Native Writes: Changing times: cell phones, photos, polaroids


The late Ricky Nelson recorded a nice song, advising his then-young listeners, and I paraphrase, “You can’t please everyone, so you gotta please yourself.”

Sometimes, one can’t even do that.

He really didn’t, adventuring into life activities that wouldn’t please anyone but himself, especially the pseudo comfort of mind-altering substances.

His now-aging fans have long moved on. In today’s world, the supermarket checkout tabloids get on an ugly topic and stay there until something nastier comes along. 

My first tabloid purchase was so I could read about some member of royalty who was gambling himself into the streets. That name pops up again once in a while but the paper stays out of my cart.

My dad was addicted to gambling and I knew when he had gone overboard. I still love simple pasta and I force myself to gamble if the lottery jackpot is high enough.

When I was a teenager, three editions usually satisfied my desire to know all about a celebrity or situation. I bought raffle tickets from high school students and wrote a school essay on how people from other planets would view our world.

Life moved on. Haircuts changed, bobby socks yielded to nylons and the boys went away to war in Southeast Asia.

Alamosa was a simple, safe place.

Sitting outside Alamosa High School waiting for the grandson, I realized that, while times have changed, teens haven’t, even though their options have grown.

The cell phone has changed many of them, for sure. 

Ease of photography is one of the biggest differences. Sharing photos in the 1960s was a complicated and relatively expensive process. Rolls of film were taken to the drugstore and emerged, in about a week along with an envelope containing negatives. The folks loved that. They would get reprints during the holidays and mail photos to all their friends and relatives.

I confess, since age 10, that’s why I have hated to have my picture taken.

A “selfie?” Heaven forbid.

It took wangling, begging and finally threatening to get me into a family group photo. When each roll of film was developed, I was half-grinning and my mom, who was studying psychology, bemoaned the self image she thought I once had.

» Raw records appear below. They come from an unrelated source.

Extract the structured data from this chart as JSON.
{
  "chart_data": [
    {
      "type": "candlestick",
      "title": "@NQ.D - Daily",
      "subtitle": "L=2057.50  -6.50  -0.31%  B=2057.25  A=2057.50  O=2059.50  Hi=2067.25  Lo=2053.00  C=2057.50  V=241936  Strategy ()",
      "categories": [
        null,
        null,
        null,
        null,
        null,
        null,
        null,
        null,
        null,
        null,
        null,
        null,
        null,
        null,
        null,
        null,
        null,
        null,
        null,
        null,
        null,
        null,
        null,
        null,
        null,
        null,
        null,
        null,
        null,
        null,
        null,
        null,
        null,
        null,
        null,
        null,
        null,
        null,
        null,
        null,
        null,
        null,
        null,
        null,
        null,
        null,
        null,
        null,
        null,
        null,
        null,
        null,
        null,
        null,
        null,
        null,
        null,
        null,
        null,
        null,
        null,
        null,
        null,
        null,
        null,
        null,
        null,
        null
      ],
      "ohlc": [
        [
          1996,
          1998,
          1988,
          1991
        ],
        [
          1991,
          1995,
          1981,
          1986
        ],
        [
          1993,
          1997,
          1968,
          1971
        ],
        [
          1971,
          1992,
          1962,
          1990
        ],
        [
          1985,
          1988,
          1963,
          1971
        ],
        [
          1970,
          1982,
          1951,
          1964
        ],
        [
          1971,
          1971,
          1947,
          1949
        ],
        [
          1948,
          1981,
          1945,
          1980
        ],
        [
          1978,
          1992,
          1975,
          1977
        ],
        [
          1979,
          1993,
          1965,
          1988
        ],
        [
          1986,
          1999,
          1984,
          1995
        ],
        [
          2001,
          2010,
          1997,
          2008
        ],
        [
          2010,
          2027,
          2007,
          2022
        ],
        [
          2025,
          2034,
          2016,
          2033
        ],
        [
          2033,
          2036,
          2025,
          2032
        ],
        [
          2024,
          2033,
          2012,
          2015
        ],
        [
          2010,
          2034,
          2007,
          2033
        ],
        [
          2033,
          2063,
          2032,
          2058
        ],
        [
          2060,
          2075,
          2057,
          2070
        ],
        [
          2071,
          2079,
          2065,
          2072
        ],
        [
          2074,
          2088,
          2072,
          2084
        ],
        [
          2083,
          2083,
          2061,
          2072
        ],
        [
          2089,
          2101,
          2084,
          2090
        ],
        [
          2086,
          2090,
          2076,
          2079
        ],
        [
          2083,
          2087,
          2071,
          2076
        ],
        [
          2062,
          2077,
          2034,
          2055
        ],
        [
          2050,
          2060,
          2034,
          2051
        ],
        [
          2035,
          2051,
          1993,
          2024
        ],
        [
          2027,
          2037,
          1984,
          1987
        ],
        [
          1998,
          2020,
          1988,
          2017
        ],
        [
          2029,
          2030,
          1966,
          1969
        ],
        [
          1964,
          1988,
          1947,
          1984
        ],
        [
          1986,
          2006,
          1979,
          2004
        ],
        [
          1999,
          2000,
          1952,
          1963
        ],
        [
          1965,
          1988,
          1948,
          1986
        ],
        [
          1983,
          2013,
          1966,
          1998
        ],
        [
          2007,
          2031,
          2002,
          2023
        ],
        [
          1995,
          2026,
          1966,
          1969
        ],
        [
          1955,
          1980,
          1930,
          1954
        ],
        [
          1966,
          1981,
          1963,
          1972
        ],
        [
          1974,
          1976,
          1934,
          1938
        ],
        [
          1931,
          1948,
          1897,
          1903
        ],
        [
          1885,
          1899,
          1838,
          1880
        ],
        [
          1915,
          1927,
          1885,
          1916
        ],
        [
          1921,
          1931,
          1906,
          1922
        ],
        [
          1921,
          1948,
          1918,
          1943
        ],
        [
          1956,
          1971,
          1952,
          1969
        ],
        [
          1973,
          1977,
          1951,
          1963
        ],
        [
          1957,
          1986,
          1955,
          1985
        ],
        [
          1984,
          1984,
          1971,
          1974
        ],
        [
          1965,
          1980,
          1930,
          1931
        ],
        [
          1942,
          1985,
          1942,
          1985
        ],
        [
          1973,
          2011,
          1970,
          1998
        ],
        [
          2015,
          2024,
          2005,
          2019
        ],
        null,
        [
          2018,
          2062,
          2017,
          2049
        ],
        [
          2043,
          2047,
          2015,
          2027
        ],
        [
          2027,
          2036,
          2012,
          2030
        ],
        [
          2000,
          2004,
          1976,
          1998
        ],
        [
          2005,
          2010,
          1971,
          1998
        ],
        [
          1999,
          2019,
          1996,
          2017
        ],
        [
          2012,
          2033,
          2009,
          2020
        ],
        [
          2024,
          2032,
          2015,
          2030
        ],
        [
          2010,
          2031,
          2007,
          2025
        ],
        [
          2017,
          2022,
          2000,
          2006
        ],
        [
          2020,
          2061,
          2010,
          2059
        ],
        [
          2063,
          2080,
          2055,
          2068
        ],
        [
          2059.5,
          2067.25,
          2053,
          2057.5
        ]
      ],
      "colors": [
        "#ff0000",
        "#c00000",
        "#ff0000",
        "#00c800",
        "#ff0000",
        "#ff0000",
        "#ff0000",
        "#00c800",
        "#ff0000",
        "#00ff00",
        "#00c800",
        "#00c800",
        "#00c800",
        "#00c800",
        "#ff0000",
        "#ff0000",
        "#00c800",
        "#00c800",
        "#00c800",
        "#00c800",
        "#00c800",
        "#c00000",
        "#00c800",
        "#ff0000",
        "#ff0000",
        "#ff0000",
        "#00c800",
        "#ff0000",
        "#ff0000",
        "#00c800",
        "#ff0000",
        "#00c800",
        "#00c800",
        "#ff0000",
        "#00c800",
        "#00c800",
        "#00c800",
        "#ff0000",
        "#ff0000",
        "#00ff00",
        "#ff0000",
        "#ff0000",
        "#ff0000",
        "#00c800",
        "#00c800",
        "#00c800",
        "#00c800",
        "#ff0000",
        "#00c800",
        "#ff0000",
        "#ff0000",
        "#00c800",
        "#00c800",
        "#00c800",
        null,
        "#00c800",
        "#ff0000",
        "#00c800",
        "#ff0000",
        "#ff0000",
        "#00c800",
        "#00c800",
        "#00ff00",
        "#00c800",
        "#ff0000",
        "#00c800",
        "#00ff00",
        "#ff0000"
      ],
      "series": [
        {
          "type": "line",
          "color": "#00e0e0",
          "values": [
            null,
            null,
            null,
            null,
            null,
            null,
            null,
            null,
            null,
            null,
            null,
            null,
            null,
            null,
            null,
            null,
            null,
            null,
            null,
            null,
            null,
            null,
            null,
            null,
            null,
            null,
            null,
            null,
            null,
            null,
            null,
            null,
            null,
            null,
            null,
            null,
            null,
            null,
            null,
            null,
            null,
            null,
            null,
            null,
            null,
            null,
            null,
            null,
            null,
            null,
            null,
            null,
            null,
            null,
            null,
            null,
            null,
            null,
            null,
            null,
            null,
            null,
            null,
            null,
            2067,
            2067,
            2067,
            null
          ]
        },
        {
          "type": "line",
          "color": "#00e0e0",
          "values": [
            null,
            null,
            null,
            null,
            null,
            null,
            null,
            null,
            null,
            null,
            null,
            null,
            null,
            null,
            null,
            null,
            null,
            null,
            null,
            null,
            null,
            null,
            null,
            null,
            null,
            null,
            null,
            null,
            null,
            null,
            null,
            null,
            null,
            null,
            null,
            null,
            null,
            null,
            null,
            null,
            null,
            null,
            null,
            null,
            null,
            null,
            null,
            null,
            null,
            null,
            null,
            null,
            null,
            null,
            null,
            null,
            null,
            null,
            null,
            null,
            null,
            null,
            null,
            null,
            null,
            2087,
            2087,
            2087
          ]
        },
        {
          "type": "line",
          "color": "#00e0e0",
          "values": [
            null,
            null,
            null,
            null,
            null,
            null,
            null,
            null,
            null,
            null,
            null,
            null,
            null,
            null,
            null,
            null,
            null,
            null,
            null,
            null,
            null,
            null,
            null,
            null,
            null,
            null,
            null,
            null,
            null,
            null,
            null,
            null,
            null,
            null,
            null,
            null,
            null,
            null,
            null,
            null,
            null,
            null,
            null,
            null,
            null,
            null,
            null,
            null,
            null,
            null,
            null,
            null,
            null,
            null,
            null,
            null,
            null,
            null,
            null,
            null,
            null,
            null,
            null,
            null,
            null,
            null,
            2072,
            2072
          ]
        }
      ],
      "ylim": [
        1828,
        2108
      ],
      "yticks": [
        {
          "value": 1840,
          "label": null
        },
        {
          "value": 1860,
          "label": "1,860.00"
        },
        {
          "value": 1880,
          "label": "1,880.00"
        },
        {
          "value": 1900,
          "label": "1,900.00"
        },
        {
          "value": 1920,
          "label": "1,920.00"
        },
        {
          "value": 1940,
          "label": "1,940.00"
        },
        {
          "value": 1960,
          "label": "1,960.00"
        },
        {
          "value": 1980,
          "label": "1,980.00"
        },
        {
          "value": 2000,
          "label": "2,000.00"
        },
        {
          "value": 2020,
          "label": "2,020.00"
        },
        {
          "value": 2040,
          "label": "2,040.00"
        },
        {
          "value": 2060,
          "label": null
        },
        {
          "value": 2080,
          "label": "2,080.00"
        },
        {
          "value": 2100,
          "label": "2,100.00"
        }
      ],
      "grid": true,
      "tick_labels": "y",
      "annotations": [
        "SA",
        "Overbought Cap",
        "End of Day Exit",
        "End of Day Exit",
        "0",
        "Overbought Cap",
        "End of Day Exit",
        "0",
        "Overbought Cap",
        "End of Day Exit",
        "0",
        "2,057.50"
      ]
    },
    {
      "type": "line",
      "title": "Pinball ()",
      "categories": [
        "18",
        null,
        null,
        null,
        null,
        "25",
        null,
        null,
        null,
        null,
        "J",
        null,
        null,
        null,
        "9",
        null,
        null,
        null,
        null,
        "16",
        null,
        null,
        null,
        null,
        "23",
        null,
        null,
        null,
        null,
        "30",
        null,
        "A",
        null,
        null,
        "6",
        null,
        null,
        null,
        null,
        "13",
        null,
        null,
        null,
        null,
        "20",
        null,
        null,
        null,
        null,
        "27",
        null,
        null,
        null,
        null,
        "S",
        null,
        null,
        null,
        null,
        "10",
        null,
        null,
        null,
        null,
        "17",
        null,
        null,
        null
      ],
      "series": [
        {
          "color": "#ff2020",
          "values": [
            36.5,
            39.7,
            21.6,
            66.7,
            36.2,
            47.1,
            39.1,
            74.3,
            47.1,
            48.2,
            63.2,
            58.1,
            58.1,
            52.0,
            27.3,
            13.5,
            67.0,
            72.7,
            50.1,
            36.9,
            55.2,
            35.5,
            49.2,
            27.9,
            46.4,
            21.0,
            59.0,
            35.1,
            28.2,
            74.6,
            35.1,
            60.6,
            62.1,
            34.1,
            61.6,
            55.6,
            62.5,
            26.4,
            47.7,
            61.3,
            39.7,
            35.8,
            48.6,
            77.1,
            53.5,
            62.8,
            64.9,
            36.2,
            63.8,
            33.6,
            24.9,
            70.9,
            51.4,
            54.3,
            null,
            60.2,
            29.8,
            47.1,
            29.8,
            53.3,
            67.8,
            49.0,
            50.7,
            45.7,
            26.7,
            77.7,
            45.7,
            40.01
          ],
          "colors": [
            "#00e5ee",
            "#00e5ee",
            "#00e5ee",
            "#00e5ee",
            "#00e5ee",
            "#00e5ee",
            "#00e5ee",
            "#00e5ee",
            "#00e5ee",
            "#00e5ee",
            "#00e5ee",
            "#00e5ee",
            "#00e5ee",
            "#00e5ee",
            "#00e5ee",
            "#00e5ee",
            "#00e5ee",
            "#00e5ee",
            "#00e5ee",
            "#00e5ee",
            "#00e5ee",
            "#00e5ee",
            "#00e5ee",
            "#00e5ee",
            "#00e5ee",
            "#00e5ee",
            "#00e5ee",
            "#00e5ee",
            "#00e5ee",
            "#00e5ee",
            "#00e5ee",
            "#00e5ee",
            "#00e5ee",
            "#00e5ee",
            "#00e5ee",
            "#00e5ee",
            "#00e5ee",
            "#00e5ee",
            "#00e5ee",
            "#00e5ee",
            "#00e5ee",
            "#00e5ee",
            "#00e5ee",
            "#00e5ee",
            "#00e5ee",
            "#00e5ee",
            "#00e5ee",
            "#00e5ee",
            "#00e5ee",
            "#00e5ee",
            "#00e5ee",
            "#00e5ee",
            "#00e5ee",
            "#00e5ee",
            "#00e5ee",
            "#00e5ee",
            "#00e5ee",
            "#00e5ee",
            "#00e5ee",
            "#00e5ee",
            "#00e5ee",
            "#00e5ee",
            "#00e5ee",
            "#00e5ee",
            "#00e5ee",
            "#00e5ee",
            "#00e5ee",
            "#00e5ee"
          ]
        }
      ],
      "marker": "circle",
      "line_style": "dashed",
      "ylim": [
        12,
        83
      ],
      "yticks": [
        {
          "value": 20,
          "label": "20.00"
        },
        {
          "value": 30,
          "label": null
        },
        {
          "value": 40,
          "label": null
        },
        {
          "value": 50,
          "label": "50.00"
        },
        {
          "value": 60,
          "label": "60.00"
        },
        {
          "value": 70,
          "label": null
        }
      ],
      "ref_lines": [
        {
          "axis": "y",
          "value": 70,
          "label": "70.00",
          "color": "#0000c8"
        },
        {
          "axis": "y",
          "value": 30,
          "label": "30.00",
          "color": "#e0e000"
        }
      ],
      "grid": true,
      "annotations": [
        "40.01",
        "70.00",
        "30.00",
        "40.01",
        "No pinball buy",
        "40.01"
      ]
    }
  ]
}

Now that my teeth are gone and I’m looking at dental plans, she would howl in agony.

Today, my children dig in photo boxes for pictures of me. They found one on a press identification card. The old half-grin.

The new thing on my family’s “please do-it” list is a studio photo — after I find a dentist who will take payments. They want cash or insurance up front. You can’t repossess teeth.

I get by without smiling, but fine dining is out of the question.

Self-image has yielded to self-concept.

I’m still wondering where people stash their self-images.

Under fire for reference to a long-gone protest symbol, I think I need a new one. I am not angry that people disagree.

At least someone knew I wrote about it.